エリスのやっていることは敵に塩を送るレベルの行為ではない。
皇妃は明らかに国へ脅威を及ぼした人物の逃亡を
取りようによっては、ミラグロを裏切る行為とみなされても仕方がない。
答えずに封魔の紋を解除し続けるエリスへ、レインはもう一度質問する。
「何をしているの?」
「あなたを解放するのよ」
「どうして?」
「確かめたいことがあるの」
「確かめたいこと?」
「そう。あなた、名前は?」
「レインよ。レイン・ハンネマン」
「やっと名乗ってくれたわね」
エリスが苦笑する。
初めて会った時に、誰か訊かれても名乗らなかったことを時間差で思い出した。
「それはそうでしょうね。名前を名乗る誘拐犯なんて聞いたことがないわ」
「あ、でも……っていうことは、あなたがあの死の天使?」
死の天使――一度見たら誰一人として生きて帰ることはできないと言われる、レイン・ハンネマンの二つ名だった。
「私がミラグロでどう呼ばれているかは知らないけど、あなたたちの軍勢が恐れている存在というのであれば、それは私でしょうね」
「まさか……こんなに美しい女性がその死の天使だなんてね」
エリスの両手が光り輝く。
レインはとっさに身構えた。
その刹那、優しい光がレインの全身を包み込む。
傷がみるみる癒えて、肌ツヤでさえ良くなっていく。
回復魔法のセラピアだった。それも、かなり上質の。
エリスは皇妃になる前は、魔王オディウムを討伐した一行にいた。
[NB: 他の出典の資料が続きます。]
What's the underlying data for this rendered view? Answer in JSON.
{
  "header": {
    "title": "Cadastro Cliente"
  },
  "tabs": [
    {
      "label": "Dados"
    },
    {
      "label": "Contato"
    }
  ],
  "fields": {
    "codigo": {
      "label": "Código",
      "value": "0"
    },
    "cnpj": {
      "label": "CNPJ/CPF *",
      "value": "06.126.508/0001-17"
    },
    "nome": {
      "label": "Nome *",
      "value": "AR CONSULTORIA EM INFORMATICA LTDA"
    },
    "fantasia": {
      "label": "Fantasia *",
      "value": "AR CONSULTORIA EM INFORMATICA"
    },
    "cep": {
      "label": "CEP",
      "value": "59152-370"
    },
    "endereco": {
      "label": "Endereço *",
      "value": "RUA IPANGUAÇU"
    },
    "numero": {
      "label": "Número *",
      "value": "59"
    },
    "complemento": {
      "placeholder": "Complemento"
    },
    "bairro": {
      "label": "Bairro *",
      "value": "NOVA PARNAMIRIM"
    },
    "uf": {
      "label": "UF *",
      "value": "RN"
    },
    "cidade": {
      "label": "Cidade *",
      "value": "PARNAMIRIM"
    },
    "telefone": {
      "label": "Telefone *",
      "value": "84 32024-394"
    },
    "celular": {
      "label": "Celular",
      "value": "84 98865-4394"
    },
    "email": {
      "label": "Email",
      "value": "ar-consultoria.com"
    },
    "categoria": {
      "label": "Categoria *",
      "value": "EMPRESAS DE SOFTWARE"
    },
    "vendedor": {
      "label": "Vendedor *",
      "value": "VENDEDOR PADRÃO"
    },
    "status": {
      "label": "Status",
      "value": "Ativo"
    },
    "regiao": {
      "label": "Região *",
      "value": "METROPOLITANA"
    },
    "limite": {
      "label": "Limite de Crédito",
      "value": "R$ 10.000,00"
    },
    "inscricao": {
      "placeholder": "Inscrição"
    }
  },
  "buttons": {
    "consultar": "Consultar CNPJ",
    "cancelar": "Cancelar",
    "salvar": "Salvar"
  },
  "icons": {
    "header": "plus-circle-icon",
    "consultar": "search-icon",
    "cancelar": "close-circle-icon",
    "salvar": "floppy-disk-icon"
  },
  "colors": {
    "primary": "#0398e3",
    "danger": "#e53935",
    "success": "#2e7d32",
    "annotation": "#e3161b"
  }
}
たかだか回復魔法を披露しただけだが、それも頷けるほどの魔力だった。
「さすがね」
「まあ、これでも幾千もの修羅場を潜ってきていますから」
皇妃はいたずらっぽく笑う。
その顔を見て、レインはドキっとした。
そんなことはないとでも言うように、首を振る。
レインは全裸で宙づりになったまま、激しい動揺を抱えていた。
――エリスの顔を見て、「かわいい」と思ってしまった。
もっと言えば、恋心に近い感情が芽生えかけた。
危機的な状況を救ってくれたからかもしれない。
だが、それだけでは説明しきれない何かがあった。
――まさか。
レインの脳内に例の電流が走る。
まるで感電でもしたかのように、バリっと嫌な音が間歇的に襲ってくる。
暗くなる視界。真っ暗な映像の中で、雷のように電気が走る。
壊れたテレビのように途切れ途切れになる意識。
倒れ込みそうになるのをこらえて、エリスを見つめる。
「これ……」
エリスが胸元からクリスタルのペンダントを差し出す。
特殊な魔石を削り取って作った、魔力を増幅させる術具。
「これ、見たことないかな?」
エリスが訊く。
半分は祈るように。
ペンダントを見た刹那、無いはずの記憶が甦ってくる。
『説明は難しいけど、何て言うか、人間っていうのは死ぬ気でやればどこまでもやり直すことができるし、そうしないと本当の意味では生きられないんだって思ったんだ』
「そうだね」
『だから、一言で言えば……ありがとう。そして、エリス。俺はお前を愛している。この闘いが終わったら、ベッドに穴が開くぐらい抱いてやる。それだけ好きなんだ。分かってもらえるか?』
「分かるよ」
「私も愛してる」
『俺は必ず帰って来る。死んでも、お前に会いに来る』
「必ず、帰って来て。待っているから」
――そして、「俺」が帰って来ることはなかった。
――蘇る記憶。
自然と涙が溢れてきた。
エリスに抱いた感情。
懐かしい「何か」。
レインの心でパズルが徐々に完成していく。
封魔の紋が完全に解呪され、レインの魔力が完全に戻る。
手足を縛る鎖を魔法で瞬く間に破壊すると、奪われた衣服を生成していく。あっという間にレインの体がいつもの黒衣に包まれた。
中空から、ふわりと地面に下りる。
「はじめにありがとうと言うべきかしら。それとも……」
エリスを見る。
真剣さの中に、どこか悲しそうな影があった。
「ごめんなさい。何から話していいのか分からない」
レインが戸惑い気味に言うと、エリスが答える。
「あなたは、帰ってきたの?」
「まったく現実感が無いけど、どうやらそうみたい」
二人の間で交わされる意味不明な会話。
この時、二人の胸にはある確信が生まれていた。
「一応、約束は守ったでしょう? 間違えて女に生まれてきたけど」
レインが苦笑する。
エリスの美貌、献身、優しさ。そのすべてを忘れ去るのはあまりに難しい。
たとえ、それが何年経った後だとしても……。
「おかえりなさい」
エリスの瞳に涙が浮かぶ。
二人は無言で抱きしめ合った。
長きに渡り、果たされぬままだった約束――
――レインはすべてを思い出した。